I think maybe we’ve spent the past two months applying this to some of our specific issues: church structures, worship styles, denominational differences, women’s roles, spiritual gifts, baptism methods–all that stuff. And I think maybe I’ve preached myself into a corner so that legalism is an unforgivable sin. Legalism puts a Christian outside the grace of God. But, particularly my definition of your legalism. Your legalism according to my understandings. So, that can’t be right. I know there are plenty of sincere Christians who would view my “Gospel convictions” on things like the necessity of baptism or the sacramental function of the communion meal as “legalism.” So, how do we understand Galatians 5:4? And how do I preach it?

In addition to my extra prayers and study last week, I discussed this with just about anyone who would listen. I spent two full innings talking about this with Barry Thomas at a RockHounds game on Tuesday. I ambushed a lunch with Greg Anderson on Thursday to get his opinions. I changed the subject in a conversation with Jim Tuttle last week from the Cowboys to Galatians 5:4!

Here are the things we considered:

This verse is in the context of the freedom we have in Christ. It is for freedom that Christ has set us free. This freedom is a gift, it’s a grace. Unmerited, undeserved, impossible to earn grace. Grace is something that’s given to us that we, in turn, must receive. And, the phrase “fallen from grace” might mean something different to us and me in our Church of Christ settings than it does to other Christians. I instinctively understand “fallen from grace” as no longer saved. Other Christians in many other traditions understand grace as extra blessings not directly tied to one’s salvation. Maybe. Either way, the very next verse affirms that the righteousness we seek only comes from God’s Spirit and it won’t arrive in its fullness until the day of glory. We’re waiting. If you seek righteousness or salvation by observing the rules and laws, you are cutting yourself off from the freedom that God desires for you. God’s not separating from you, you are separating from him or, more specifically, his gift of freedom.

Here’s how I preached it:

Paul says if you go down that path, you’re cutting yourself off from Jesus, from his gift, from his grace, from his freedom. When you’re holding on to the rules and the laws, your hands can’t be open to receive God’s grace, your heart can’t be open to receive this freedom in Christ. The rules and laws can’t save you. So, when you hold on tight to the rules and laws and you base your salvation on the rules and laws, you live with a guilt you were never meant to have. You carry a burden you were never intended to carry. You experience an uncertainty you were never meant to have. All that is the exact opposite of freedom! Or, even worse, you get real judgy about people who don’t keep your rules and laws or they don’t keep the rules and laws the way you keep the rules and laws and it hardens your heart and, eventually, sucks all the love right out of your soul. 

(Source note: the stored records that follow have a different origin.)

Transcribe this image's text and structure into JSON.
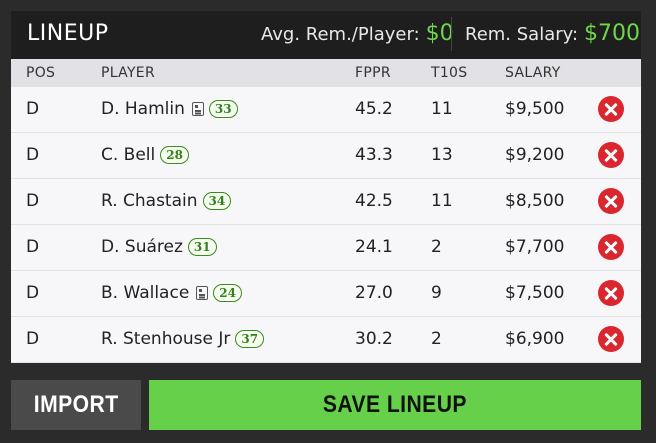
{
  "header": {
    "title": "LINEUP",
    "avg_label": "Avg. Rem./Player:",
    "avg_value": "$0",
    "rem_label": "Rem. Salary:",
    "rem_value": "$700"
  },
  "columns": {
    "pos": "POS",
    "player": "PLAYER",
    "fppr": "FPPR",
    "t10s": "T10S",
    "salary": "SALARY"
  },
  "rows": [
    {
      "pos": "D",
      "player": "D. Hamlin",
      "news": true,
      "number": "33",
      "fppr": "45.2",
      "t10s": "11",
      "salary": "$9,500"
    },
    {
      "pos": "D",
      "player": "C. Bell",
      "news": false,
      "number": "28",
      "fppr": "43.3",
      "t10s": "13",
      "salary": "$9,200"
    },
    {
      "pos": "D",
      "player": "R. Chastain",
      "news": false,
      "number": "34",
      "fppr": "42.5",
      "t10s": "11",
      "salary": "$8,500"
    },
    {
      "pos": "D",
      "player": "D. Suárez",
      "news": false,
      "number": "31",
      "fppr": "24.1",
      "t10s": "2",
      "salary": "$7,700"
    },
    {
      "pos": "D",
      "player": "B. Wallace",
      "news": true,
      "number": "24",
      "fppr": "27.0",
      "t10s": "9",
      "salary": "$7,500"
    },
    {
      "pos": "D",
      "player": "R. Stenhouse Jr",
      "news": false,
      "number": "37",
      "fppr": "30.2",
      "t10s": "2",
      "salary": "$6,900"
    }
  ],
  "buttons": {
    "import": "IMPORT",
    "save": "SAVE LINEUP"
  },
  "colors": {
    "accent_green": "#66d04a",
    "remove_red": "#d9262f",
    "badge_green": "#3a7d1e"
  },
  "icons": {
    "news": "news-icon",
    "remove": "remove-icon"
  }
}
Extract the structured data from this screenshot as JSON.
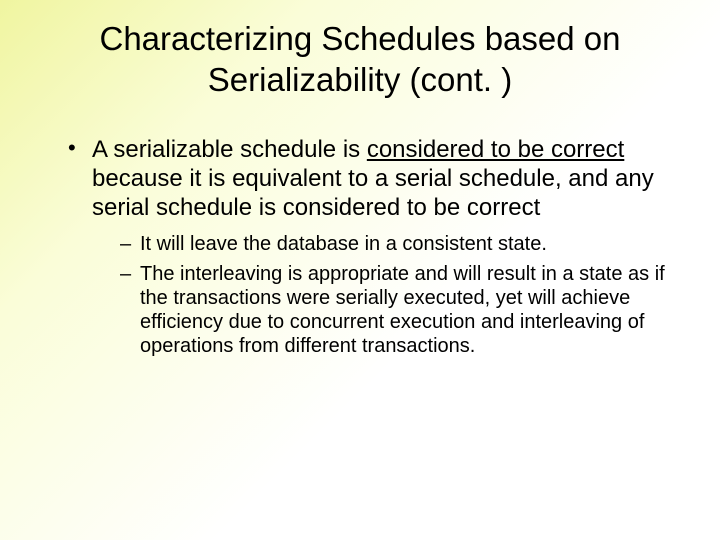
{
  "title": "Characterizing Schedules based on Serializability (cont. )",
  "bullet1_pre": "A serializable schedule is ",
  "bullet1_underlined": "considered to be correct",
  "bullet1_post": " because it is equivalent to a serial schedule, and any serial schedule is considered to be correct",
  "sub1": "It will leave the database in a consistent state.",
  "sub2": "The interleaving is appropriate and will result in a state as if the transactions were serially executed, yet will achieve efficiency due to concurrent execution and interleaving of operations from different transactions."
}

Praise God, we have been freed from all that! You and I have been freed from a tight-fisted, closed-minded, hard-hearted religion! God has freely lavished on us his amazing and matchless grace that saves us. We respond to his grace in faith, a complete and unreserved confidence in the goodness of God and his eternal promises. And the result of that grace and faith is freedom–freedom to love, freedom to serve, freedom to give and forgive, freedom to accept others and worship God and live every hour of every day with supreme assurance and joy! To seek justification by observing the law or keeping the rules just right separates you from that very life of freedom Christ died to provide for you. 

That’s how it ended up Sunday. Again, I’m still not sure I fully addressed it. But I praise God for his grace and I trust every Sunday that he places his proclaimed Word exactly where he needs it to go.